Découvrez l'univers de Mathias De La Cruz
Plongez au cœur de mon processus créatif et des inspirations qui donnent vie à des mondes uniques et des personnages inoubliables. Bienvenue dans mon espace, où chaque mot est un voyage.

Mon parcours et mes inspirations
Mon parcours s'est dessiné dans l'observation des failles, là où les histoires officielles se taisent. Ce qui m'a amené à l'écriture, c'est l'urgence de donner un visage à l'invisible et une voix à ceux que le tumulte du monde tente d'effacer. Mes histoires et mes personnages uniques, de Hank à Colleen, naissent d'une fascination pour la résilience brute : celle qui surgit quand tout semble perdu. Je puise mon inspiration dans les carrefours de l'Histoire — l'Amérique en mutation, les cicatrices de la guerre, l'éveil du Rock'n'Roll — mais surtout dans la dignité farouche des anonymes. Chaque roman, de Multitudes au Dernier Sillon, est une tentative de capturer ce moment précis où l'individu refuse de s'incliner pour rejoindre une humanité plus vaste et vibrante.

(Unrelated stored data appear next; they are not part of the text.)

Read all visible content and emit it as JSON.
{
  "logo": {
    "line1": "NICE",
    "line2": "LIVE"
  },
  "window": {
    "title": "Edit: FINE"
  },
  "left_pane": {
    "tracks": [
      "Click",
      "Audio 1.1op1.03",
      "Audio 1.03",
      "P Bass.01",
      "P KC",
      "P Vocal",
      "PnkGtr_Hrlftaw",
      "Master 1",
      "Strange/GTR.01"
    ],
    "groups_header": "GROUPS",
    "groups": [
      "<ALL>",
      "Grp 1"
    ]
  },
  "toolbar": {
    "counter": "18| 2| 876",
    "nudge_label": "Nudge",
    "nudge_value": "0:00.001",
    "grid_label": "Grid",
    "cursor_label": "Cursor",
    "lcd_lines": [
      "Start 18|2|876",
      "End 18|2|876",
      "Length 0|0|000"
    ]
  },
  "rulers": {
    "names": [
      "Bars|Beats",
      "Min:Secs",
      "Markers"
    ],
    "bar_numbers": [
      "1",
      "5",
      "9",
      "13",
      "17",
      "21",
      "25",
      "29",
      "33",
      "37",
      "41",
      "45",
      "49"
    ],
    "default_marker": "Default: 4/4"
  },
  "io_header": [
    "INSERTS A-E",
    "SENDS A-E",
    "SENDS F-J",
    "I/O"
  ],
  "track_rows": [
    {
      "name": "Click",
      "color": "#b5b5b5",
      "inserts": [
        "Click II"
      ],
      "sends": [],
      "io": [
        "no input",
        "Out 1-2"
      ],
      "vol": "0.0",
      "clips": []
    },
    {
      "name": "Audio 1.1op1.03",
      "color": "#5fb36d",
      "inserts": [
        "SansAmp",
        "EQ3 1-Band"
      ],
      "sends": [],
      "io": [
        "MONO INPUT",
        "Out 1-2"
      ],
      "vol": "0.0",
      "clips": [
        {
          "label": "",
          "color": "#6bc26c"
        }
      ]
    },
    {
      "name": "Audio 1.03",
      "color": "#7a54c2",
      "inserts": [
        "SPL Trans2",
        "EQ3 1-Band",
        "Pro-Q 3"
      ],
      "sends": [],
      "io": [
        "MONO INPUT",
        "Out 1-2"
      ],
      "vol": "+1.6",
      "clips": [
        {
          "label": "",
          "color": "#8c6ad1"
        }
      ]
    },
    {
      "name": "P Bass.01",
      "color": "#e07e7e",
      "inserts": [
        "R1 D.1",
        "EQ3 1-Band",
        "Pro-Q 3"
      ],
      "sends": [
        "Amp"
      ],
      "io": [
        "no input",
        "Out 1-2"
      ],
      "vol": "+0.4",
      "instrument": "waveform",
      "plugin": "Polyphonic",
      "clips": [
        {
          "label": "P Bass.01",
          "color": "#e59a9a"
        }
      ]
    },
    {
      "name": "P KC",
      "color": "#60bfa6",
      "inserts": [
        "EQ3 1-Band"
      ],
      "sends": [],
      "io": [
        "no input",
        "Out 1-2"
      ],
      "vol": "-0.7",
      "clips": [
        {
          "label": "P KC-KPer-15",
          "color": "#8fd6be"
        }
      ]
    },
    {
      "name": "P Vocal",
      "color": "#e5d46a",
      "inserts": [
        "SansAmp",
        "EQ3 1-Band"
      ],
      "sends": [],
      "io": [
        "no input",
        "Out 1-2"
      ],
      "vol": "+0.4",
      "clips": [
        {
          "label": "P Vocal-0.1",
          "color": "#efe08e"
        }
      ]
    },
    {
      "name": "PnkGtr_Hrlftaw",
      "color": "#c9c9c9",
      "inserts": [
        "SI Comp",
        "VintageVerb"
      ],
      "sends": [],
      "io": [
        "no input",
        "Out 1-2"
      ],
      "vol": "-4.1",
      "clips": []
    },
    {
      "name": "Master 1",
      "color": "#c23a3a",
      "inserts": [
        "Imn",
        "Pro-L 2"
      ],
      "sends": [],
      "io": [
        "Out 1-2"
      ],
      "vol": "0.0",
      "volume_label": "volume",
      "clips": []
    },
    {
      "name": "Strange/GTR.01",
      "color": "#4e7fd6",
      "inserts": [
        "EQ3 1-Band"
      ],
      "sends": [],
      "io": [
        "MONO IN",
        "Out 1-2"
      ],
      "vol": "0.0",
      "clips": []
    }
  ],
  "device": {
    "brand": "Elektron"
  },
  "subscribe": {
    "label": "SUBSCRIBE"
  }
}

L'essence de mon univers littéraire
Ce qui rend mon univers unique, c'est cette alchimie entre la violence du réel et la poésie de la résilience. Mon écriture ne se contente pas de raconter une histoire ; elle cherche à capturer une fréquence vibratoire, celle où l'intime percute la grande Histoire. Mes lecteurs restent marqués par cette immersion sensorielle brute, où l'on sent la poussière des routes et l'urgence de vivre de personnages comme ceux de Multitudes ou de L'Intervalle. C'est cette capacité à transformer les silences pesants et les trajectoires brisées en un cri collectif de dignité qui rend mes récits mémorables : je ne peins pas seulement des destins, je donne corps à une humanité souveraine qui refuse de s'éteindre, faisant de chaque page une expérience viscérale et inoubliable.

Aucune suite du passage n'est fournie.